Depuis le mois de février, la direction d’El Watan, dont le journal n’est plus tiré désormais qu’à 50 000 exemplaires contre 200 000 il y a une dizaine d’années, se dit dans l’incapacité de verser les salaires de ses 150 employés.

« Les travailleurs de la SPA EI Watan, sous l’égide de leur syndicat UGTA, ont décidé d’opérer un mouvement de grève à partir de demain (mercredi 13 juillet 2022, Ndlr), et ce, pour deux jours afin de protester contre le non-paiement de leurs salaires durant quatre mois», a indiqué le Conseil d’administration (CA) de l’entreprise dans un écrit paru dans l’édition papier d’hier mardi.

Faisant face à un redressement fiscal, les comptes financiers de l’entreprise ont été gelés par l’administration fiscale et le Crédit populaire d’Algérie (CPA), sa banque principale.
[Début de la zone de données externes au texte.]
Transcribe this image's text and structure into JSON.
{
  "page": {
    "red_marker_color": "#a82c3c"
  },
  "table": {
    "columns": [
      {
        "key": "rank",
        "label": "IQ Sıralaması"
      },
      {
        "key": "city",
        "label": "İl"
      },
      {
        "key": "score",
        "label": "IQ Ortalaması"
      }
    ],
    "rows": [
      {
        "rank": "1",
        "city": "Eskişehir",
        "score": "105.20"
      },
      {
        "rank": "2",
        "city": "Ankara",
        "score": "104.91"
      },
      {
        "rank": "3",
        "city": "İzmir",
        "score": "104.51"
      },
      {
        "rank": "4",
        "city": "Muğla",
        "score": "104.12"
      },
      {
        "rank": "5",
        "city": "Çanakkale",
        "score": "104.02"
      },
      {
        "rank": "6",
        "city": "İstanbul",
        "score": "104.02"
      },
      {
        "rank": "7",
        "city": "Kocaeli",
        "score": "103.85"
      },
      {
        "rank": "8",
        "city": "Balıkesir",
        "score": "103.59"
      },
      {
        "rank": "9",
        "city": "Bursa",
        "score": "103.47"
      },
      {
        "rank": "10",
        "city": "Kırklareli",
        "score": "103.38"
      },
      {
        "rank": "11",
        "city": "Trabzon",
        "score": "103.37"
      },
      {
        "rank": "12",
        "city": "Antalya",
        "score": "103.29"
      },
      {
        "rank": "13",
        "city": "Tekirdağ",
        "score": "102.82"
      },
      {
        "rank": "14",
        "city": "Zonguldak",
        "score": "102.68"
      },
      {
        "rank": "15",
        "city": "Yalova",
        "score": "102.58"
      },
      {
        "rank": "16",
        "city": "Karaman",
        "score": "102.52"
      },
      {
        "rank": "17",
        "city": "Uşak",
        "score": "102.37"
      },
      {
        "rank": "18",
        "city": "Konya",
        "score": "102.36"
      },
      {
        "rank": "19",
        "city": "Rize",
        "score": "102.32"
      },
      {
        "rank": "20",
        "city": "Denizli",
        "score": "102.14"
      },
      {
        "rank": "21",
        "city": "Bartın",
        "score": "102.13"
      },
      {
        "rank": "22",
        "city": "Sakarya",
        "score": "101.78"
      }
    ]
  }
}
 Le CA du journal a par ailleurs rappelé qu’El Watan «ne bénéficie pas de la publicité de l’ANEP, le contrat avec celle-ci ayant été rompu unilatéralement ».

 De sa part, le syndicat des employés d’El Watan a déploré dans communiqué publié mardi 12 juillet le fait que la direction du journal n’a proposé aucun dialogue sérieux en vue de trouver des solutions à la crise financière qui asphyxie l’entreprise.

« Les salariés de la SPA El Watan constatent avec regret qu’en plus de son incapacité à trouver une issue à la crise, la Direction ne propose aucun dialogue sérieux au partenaire social », a-t-on regretté.

Ce syndicat a souligné que la décision de recourir à une grève cyclique a été prise « après de longs débats », et « d’autant aucun plan de règlement de la crise n’a été soumis au partenaire social ».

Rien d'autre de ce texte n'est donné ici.